Lucas Vazquez se cayó el suelo como si le hubieran disparado de la grada. Formula excelentemente siempre la función de un penal. Un Benatia que no daba crédito y… Buffon.

Fue el que mejor vió el penalti  de todos los mortales. Y explotó como el Vesuvio, hasta la guillotina de la roja. Me inclino a pensar que no lo fue, porque el que mejor  vio el trance se puso como el condenado a muerte por una decisión injusta. El criminal fue otro. Mister Olivier pasará a los anales de la historia de la Champión, como el “hombre que mató al histórico Buffon segundos antes de un  final y de penalti”. Los gritos de injusticia de los italianos se oirán desde Torino. Hay una frase  muy italiana: ”bestemmiare como un turco” (maldecir como un turco).

No se libra el pecado original italiano del miedo a perder.
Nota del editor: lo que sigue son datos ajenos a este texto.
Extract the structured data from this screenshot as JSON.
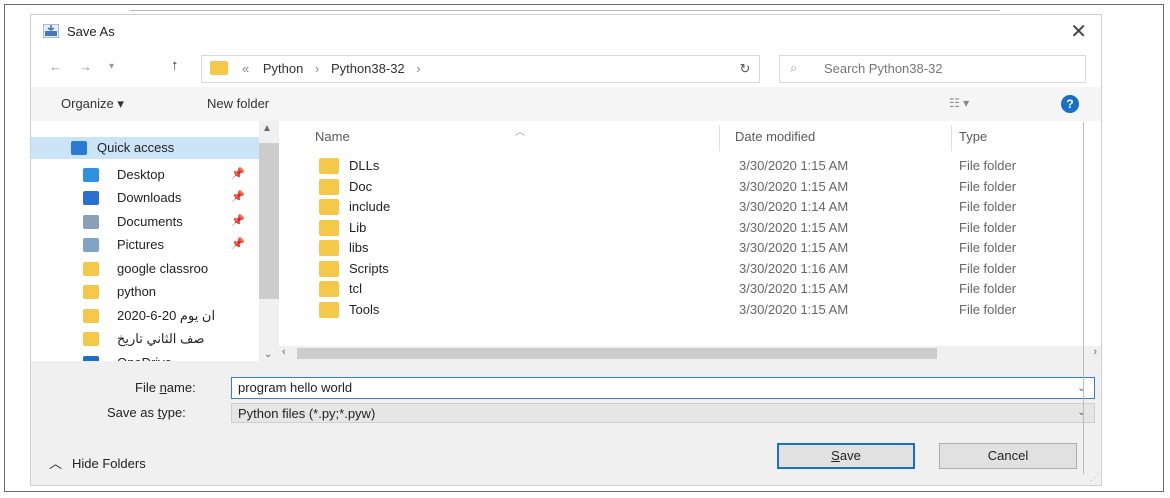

Llegada su gesta de empatar la eliminatoria, una gesta histórica y una vergüenza mayúscula para el peor entrenador táctico que ha tenido el Madrid en los últimos cuarenta años. Sin embargo, cuando la Juve tenía al Madrid con tres golpes de K.O., cuando un gol más valía doble se fue atrás cobardemente. Y tenía al genio de Zidane aturdido en la lona y sin casi poder levantarse y con la más humillante eliminación de su historia.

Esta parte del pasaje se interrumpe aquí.